In a new study, Rasmus Nielsen, Michele Cargill, and their colleagues (many of whom participated in the 2003 study) compared 13,731 known genes in humans to their equivalents in chimps to find positively selected genes in both species. Nielsen et al. also identified many genes involved in sensory perception, as well as spermatogenesis, but found the strongest evidence for positive selection in genes related to immune defense. Immunity genes, the authors explain, were likely targeted throughout mammalian evolution, while the perception and olfactory genes probably reflect primate-specific adaptations. They also found a “surprising number” of tumor-suppression and apoptosis genes.

thumbnail
Young adult male chimpanzee (Photo: Frans de Waal, Emory University)

https://doi.org/10.1371/journal.pbio.0030202.g001

Mutations in coding DNA can be broadly classified into two groups: a nucleotide change can cause an amino acid substitution that either alters the encoded protein (called nonsynonymous mutation) or has no effect (synonymous mutation). Nielsen et al. used a statistical method that denotes positive selection based on the ratio of nonsynonymous to synonymous mutations. Thousands of genes failed to unambiguously pass this test, leaving 8,079 for further study; those that passed were grouped into functional categories, revealing the genes related to immunity, sensory perception, and spermatogenesis. Of genes associated with specific tissues, only testis-specific genes showed evidence of positive selection. Genes expressed in the brain appear to be under selective constraints, indicating that the genetic roots of our cognitive distance from chimps lies elsewhere, perhaps in how genes are regulated or organized.

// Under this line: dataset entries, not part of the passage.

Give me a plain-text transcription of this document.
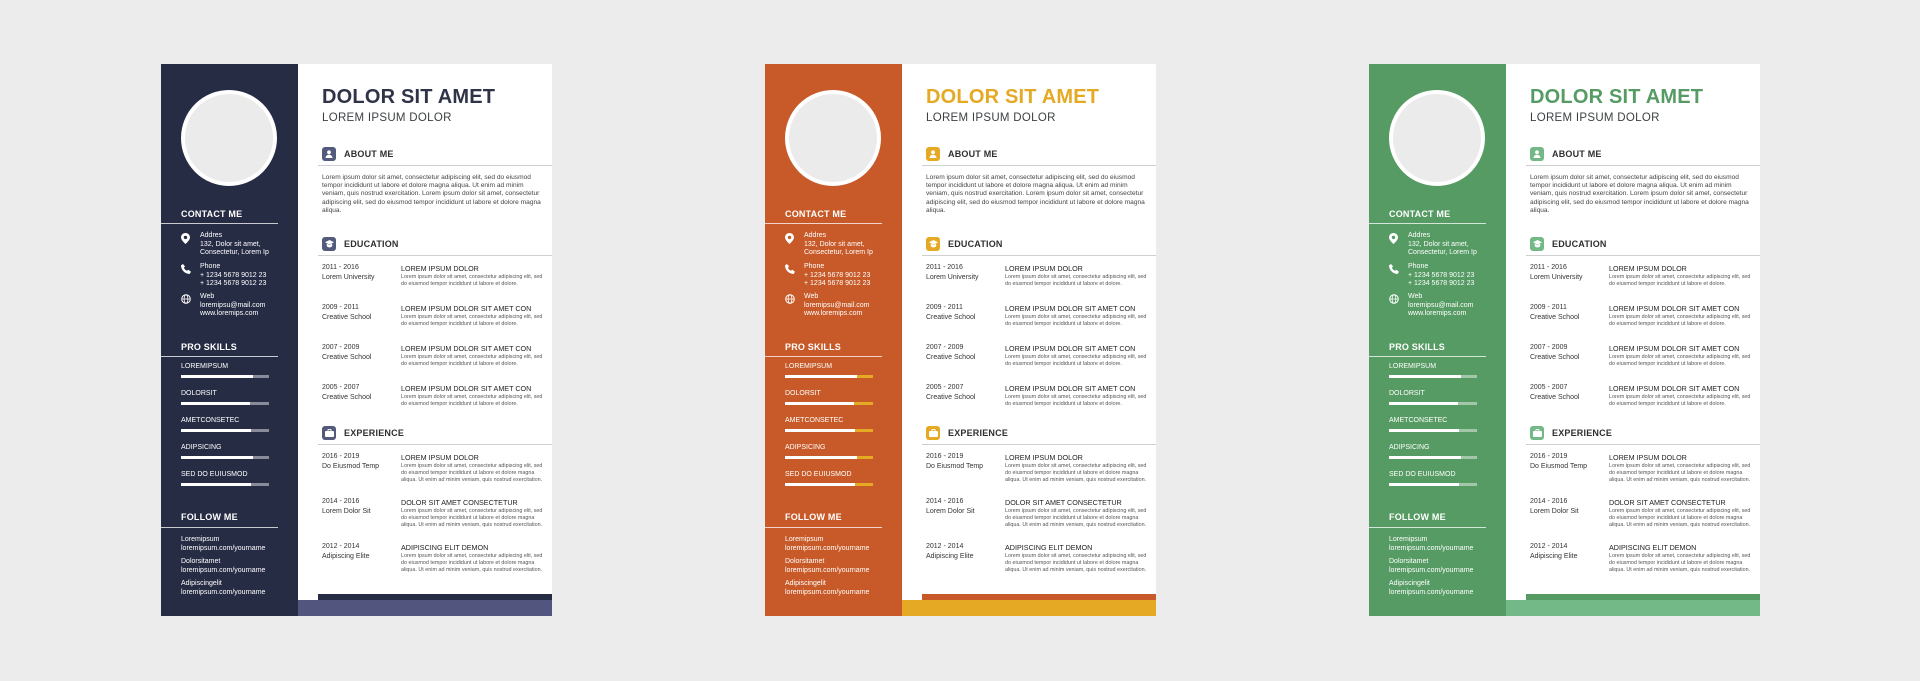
CONTACT ME
Addres
132, Dolor sit amet,
Consectetur, Lorem Ip
Phone
+ 1234 5678 9012 23
+ 1234 5678 9012 23
Web
loremipsu@mail.com
www.loremips.com
PRO SKILLS
LOREMIPSUM
DOLORSIT
AMETCONSETEC
ADIPSICING
SED DO EUIUSMOD
FOLLOW ME
Loremipsum
loremipsum.com/yourname
Dolorsitamet
loremipsum.com/yourname
Adipiscingelit
loremipsum.com/yourname
DOLOR SIT AMET
LOREM IPSUM DOLOR
ABOUT ME
Lorem ipsum dolor sit amet, consectetur adipiscing elit, sed do eiusmod tempor incididunt ut labore et dolore magna aliqua. Ut enim ad minim veniam, quis nostrud exercitation. Lorem ipsum dolor sit amet, consectetur adipiscing elit, sed do eiusmod tempor incididunt ut labore et dolore magna aliqua.
EDUCATION
2011 - 2016
Lorem University
LOREM IPSUM DOLOR
Lorem ipsum dolor sit amet, consectetur adipiscing elit, sed do eiusmod tempor incididunt ut labore et dolore.
2009 - 2011
Creative School
LOREM IPSUM DOLOR SIT AMET CON
Lorem ipsum dolor sit amet, consectetur adipiscing elit, sed do eiusmod tempor incididunt ut labore et dolore.
2007 - 2009
Creative School
LOREM IPSUM DOLOR SIT AMET CON
Lorem ipsum dolor sit amet, consectetur adipiscing elit, sed do eiusmod tempor incididunt ut labore et dolore.
2005 - 2007
Creative School
LOREM IPSUM DOLOR SIT AMET CON
Lorem ipsum dolor sit amet, consectetur adipiscing elit, sed do eiusmod tempor incididunt ut labore et dolore.
EXPERIENCE
2016 - 2019
Do Eiusmod Temp
LOREM IPSUM DOLOR
Lorem ipsum dolor sit amet, consectetur adipiscing elit, sed do eiusmod tempor incididunt ut labore et dolore magna aliqua. Ut enim ad minim veniam, quis nostrud exercitation.
2014 - 2016
Lorem Dolor Sit
DOLOR SIT AMET CONSECTETUR
Lorem ipsum dolor sit amet, consectetur adipiscing elit, sed do eiusmod tempor incididunt ut labore et dolore magna aliqua. Ut enim ad minim veniam, quis nostrud exercitation.
2012 - 2014
Adipiscing Elite
ADIPISCING ELIT DEMON
Lorem ipsum dolor sit amet, consectetur adipiscing elit, sed do eiusmod tempor incididunt ut labore et dolore magna aliqua. Ut enim ad minim veniam, quis nostrud exercitation.
CONTACT ME
Addres
132, Dolor sit amet,
Consectetur, Lorem Ip
Phone
+ 1234 5678 9012 23
+ 1234 5678 9012 23
Web
loremipsu@mail.com
www.loremips.com
PRO SKILLS
LOREMIPSUM
DOLORSIT
AMETCONSETEC
ADIPSICING
SED DO EUIUSMOD
FOLLOW ME
Loremipsum
loremipsum.com/yourname
Dolorsitamet
loremipsum.com/yourname
Adipiscingelit
loremipsum.com/yourname
DOLOR SIT AMET
LOREM IPSUM DOLOR
ABOUT ME
Lorem ipsum dolor sit amet, consectetur adipiscing elit, sed do eiusmod tempor incididunt ut labore et dolore magna aliqua. Ut enim ad minim veniam, quis nostrud exercitation. Lorem ipsum dolor sit amet, consectetur adipiscing elit, sed do eiusmod tempor incididunt ut labore et dolore magna aliqua.
EDUCATION
2011 - 2016
Lorem University
LOREM IPSUM DOLOR
Lorem ipsum dolor sit amet, consectetur adipiscing elit, sed do eiusmod tempor incididunt ut labore et dolore.
2009 - 2011
Creative School
LOREM IPSUM DOLOR SIT AMET CON
Lorem ipsum dolor sit amet, consectetur adipiscing elit, sed do eiusmod tempor incididunt ut labore et dolore.
2007 - 2009
Creative School
LOREM IPSUM DOLOR SIT AMET CON
Lorem ipsum dolor sit amet, consectetur adipiscing elit, sed do eiusmod tempor incididunt ut labore et dolore.
2005 - 2007
Creative School
LOREM IPSUM DOLOR SIT AMET CON
Lorem ipsum dolor sit amet, consectetur adipiscing elit, sed do eiusmod tempor incididunt ut labore et dolore.
EXPERIENCE
2016 - 2019
Do Eiusmod Temp
LOREM IPSUM DOLOR
Lorem ipsum dolor sit amet, consectetur adipiscing elit, sed do eiusmod tempor incididunt ut labore et dolore magna aliqua. Ut enim ad minim veniam, quis nostrud exercitation.
2014 - 2016
Lorem Dolor Sit
DOLOR SIT AMET CONSECTETUR
Lorem ipsum dolor sit amet, consectetur adipiscing elit, sed do eiusmod tempor incididunt ut labore et dolore magna aliqua. Ut enim ad minim veniam, quis nostrud exercitation.
2012 - 2014
Adipiscing Elite
ADIPISCING ELIT DEMON
Lorem ipsum dolor sit amet, consectetur adipiscing elit, sed do eiusmod tempor incididunt ut labore et dolore magna aliqua. Ut enim ad minim veniam, quis nostrud exercitation.
CONTACT ME
Addres
132, Dolor sit amet,
Consectetur, Lorem Ip
Phone
+ 1234 5678 9012 23
+ 1234 5678 9012 23
Web
loremipsu@mail.com
www.loremips.com
PRO SKILLS
LOREMIPSUM
DOLORSIT
AMETCONSETEC
ADIPSICING
SED DO EUIUSMOD
FOLLOW ME
Loremipsum
loremipsum.com/yourname
Dolorsitamet
loremipsum.com/yourname
Adipiscingelit
loremipsum.com/yourname
DOLOR SIT AMET
LOREM IPSUM DOLOR
ABOUT ME
Lorem ipsum dolor sit amet, consectetur adipiscing elit, sed do eiusmod tempor incididunt ut labore et dolore magna aliqua. Ut enim ad minim veniam, quis nostrud exercitation. Lorem ipsum dolor sit amet, consectetur adipiscing elit, sed do eiusmod tempor incididunt ut labore et dolore magna aliqua.
EDUCATION
2011 - 2016
Lorem University
LOREM IPSUM DOLOR
Lorem ipsum dolor sit amet, consectetur adipiscing elit, sed do eiusmod tempor incididunt ut labore et dolore.
2009 - 2011
Creative School
LOREM IPSUM DOLOR SIT AMET CON
Lorem ipsum dolor sit amet, consectetur adipiscing elit, sed do eiusmod tempor incididunt ut labore et dolore.
2007 - 2009
Creative School
LOREM IPSUM DOLOR SIT AMET CON
Lorem ipsum dolor sit amet, consectetur adipiscing elit, sed do eiusmod tempor incididunt ut labore et dolore.
2005 - 2007
Creative School
LOREM IPSUM DOLOR SIT AMET CON
Lorem ipsum dolor sit amet, consectetur adipiscing elit, sed do eiusmod tempor incididunt ut labore et dolore.
EXPERIENCE
2016 - 2019
Do Eiusmod Temp
LOREM IPSUM DOLOR
Lorem ipsum dolor sit amet, consectetur adipiscing elit, sed do eiusmod tempor incididunt ut labore et dolore magna aliqua. Ut enim ad minim veniam, quis nostrud exercitation.
2014 - 2016
Lorem Dolor Sit
DOLOR SIT AMET CONSECTETUR
Lorem ipsum dolor sit amet, consectetur adipiscing elit, sed do eiusmod tempor incididunt ut labore et dolore magna aliqua. Ut enim ad minim veniam, quis nostrud exercitation.
2012 - 2014
Adipiscing Elite
ADIPISCING ELIT DEMON
Lorem ipsum dolor sit amet, consectetur adipiscing elit, sed do eiusmod tempor incididunt ut labore et dolore magna aliqua. Ut enim ad minim veniam, quis nostrud exercitation.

The authors followed up the chimp–human comparison by analyzing the top 50 genes from their list in a group of African- and European-Americans. The data provide further support for the conclusion that these genes have undergone positive selection.

Nielsen et al. were surprised to find so many genes involved in tumor development and control among the top 50 positively selected genes (in both primates). The factors behind this pattern are unclear, but the authors suggest that studying the genes' other functions, in immunity or spermatogenesis, may offer clues to selective pressures—and it also raises some intriguing paradoxes. It could be, for example, that the overrepresentation of genes involved in tumor suppression, spermatogenesis, and apoptosis sets up competing interests on two fronts. Apoptosis normally eliminates up to 75% of sperm cells during spermatogenesis; mutations that protect sperm cells from apoptosis may be selected for, benefiting the cell but compromising the fitness of the organism. Positive selection for apoptosis avoidance in the germ line could subsequently increase the probability of cancer in body cells—apoptosis routinely eliminates unhealthy cells—pitting the “selfish interests of a germ cell” against the organism's interest in avoiding cancer.

Future studies will have to determine whether these explanations—of an evolutionary arms race—prove plausible. We're a long way from understanding why we're so different from our closest primate cousins, but this study provides plenty of tools, and hypotheses, to mine the tiny differences in our DNA for more clues.